The London interbank offered rate, or Libor, that banks say they charge each other for three-month loans stayed at 1.33 percent today, near the highest level in since Jan. 8 and up from this year’s low of 1.08 percent on Jan. 14, the British Bankers’ Association said. The Libor-OIS spread, a gauge of bank reluctance to lend, widened to the most since Jan. 9.
Short-term borrowing costs are increasing as banks hoard cash and governments struggle to thaw credit markets after finance companies reported almost $1.2 trillion of writedowns and losses since the start of 2007. Banco Popolare SC yesterday became Italy’s first lender to seek state aid. Lloyds Banking Group Plc, the U.K.’s largest mortgage provider, ceded control to the government March 7. U.S. regulators seized 17 failing banks so far this year.
“The market is beginning to think that the solution is either not politically possible, or we can’t afford it, or maybe there isn’t a solution,” said Bob Baur, chief global economist at Des Moines, Iowa-based Principal Global Investors, which manages $198 billion of assets. Libor’s rise “is just another indication of that concern,” he said.
Rising Libor shows banks remain skittish 19 months later because they still don’t know if they can trust each other, said Soren Elbech, treasurer of the Inter-American Development Bank, a Washington-based lender to Latin American and Caribbean countries. Libor is used to calculate rates on $360 trillion of financial products worldwide, according to the Bank for International Settlements in Basel, Switzerland.
While the gap is forecast to shrink, Alan Greenspan, chairman of the Federal Reserve from August 1987 to January 2006, said in June he won’t consider markets back to “normal” until Libor-OIS falls to 25 basis points.
Dollar Libor for three months rose for 11 days through yesterday as banks sought cash to cover commitments through the end of the first quarter.

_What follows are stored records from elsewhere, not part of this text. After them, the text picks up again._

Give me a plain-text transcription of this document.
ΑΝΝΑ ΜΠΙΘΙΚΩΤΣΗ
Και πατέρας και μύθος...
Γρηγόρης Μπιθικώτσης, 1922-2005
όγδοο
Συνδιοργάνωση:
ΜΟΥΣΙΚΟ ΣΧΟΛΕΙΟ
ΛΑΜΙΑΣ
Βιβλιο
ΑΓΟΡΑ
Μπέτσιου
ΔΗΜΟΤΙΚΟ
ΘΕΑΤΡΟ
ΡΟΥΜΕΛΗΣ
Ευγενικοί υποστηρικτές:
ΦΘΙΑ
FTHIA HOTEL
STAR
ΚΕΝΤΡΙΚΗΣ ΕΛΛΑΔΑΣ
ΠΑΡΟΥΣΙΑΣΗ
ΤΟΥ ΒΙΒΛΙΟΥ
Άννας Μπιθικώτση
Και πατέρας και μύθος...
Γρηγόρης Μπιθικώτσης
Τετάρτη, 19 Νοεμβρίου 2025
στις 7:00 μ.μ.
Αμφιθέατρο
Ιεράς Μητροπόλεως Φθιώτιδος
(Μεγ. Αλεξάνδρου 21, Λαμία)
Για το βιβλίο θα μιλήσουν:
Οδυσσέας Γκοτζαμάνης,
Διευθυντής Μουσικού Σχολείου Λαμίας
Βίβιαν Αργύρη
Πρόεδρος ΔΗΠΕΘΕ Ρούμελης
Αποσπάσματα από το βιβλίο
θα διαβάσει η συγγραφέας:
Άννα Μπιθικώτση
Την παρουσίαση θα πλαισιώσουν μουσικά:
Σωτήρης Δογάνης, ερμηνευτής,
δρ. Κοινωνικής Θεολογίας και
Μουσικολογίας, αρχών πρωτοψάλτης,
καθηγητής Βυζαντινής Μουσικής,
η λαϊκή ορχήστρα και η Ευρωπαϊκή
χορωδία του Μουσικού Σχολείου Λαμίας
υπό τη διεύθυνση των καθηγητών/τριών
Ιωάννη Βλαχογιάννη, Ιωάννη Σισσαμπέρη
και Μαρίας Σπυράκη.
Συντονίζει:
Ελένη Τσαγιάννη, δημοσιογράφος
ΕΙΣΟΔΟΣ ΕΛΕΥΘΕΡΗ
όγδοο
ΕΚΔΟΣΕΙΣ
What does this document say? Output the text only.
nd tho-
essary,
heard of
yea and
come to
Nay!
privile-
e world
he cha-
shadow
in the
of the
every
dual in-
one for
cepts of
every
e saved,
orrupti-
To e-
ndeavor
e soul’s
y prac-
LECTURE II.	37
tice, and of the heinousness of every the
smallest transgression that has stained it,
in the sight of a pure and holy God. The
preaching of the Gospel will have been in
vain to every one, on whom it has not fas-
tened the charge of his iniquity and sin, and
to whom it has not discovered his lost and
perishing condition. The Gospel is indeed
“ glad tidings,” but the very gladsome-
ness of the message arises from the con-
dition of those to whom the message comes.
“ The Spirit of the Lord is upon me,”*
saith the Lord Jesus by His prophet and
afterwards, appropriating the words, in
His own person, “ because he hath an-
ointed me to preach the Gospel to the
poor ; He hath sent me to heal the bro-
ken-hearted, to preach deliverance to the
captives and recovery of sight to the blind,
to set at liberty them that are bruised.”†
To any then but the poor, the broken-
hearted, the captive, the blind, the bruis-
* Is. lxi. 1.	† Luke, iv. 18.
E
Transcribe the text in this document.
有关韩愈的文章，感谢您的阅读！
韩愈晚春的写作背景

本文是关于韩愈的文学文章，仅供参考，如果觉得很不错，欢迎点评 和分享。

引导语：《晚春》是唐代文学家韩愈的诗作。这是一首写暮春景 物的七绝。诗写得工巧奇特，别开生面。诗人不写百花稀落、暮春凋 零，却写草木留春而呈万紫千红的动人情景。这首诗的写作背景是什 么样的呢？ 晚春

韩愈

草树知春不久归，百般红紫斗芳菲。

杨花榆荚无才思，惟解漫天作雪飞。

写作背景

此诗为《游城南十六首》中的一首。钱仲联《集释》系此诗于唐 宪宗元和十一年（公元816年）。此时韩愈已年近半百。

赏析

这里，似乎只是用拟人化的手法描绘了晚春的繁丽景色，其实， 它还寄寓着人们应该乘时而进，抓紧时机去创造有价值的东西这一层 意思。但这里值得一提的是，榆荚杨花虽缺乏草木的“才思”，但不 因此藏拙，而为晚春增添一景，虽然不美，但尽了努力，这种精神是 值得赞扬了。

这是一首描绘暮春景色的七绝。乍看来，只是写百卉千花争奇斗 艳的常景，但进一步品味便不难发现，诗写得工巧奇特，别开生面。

“The liquidity will be horrible in the next couple of weeks,” Vincent Chaigneau, head of international rates strategy at Societe Generale SA in London, said yesterday.
Wider borrowing spreads show growing concern about corporate defaults as the recession worsens. The global economy will contract this year in what can be called the “great recession,” Dominique Strauss-Kahn, managing director of the International Monetary Fund, said in a speech to African central bank governors and finance ministers in Dar es Salaam, Tanzania, yesterday.
“The IMF expects global growth to slow below zero this year, the worst performance in most of our lifetimes,” Strauss- Kahn said. “Continuing deleveraging by world financial institutions, combined with the collapse in consumer and business confidence, is depressing domestic demand across the world.”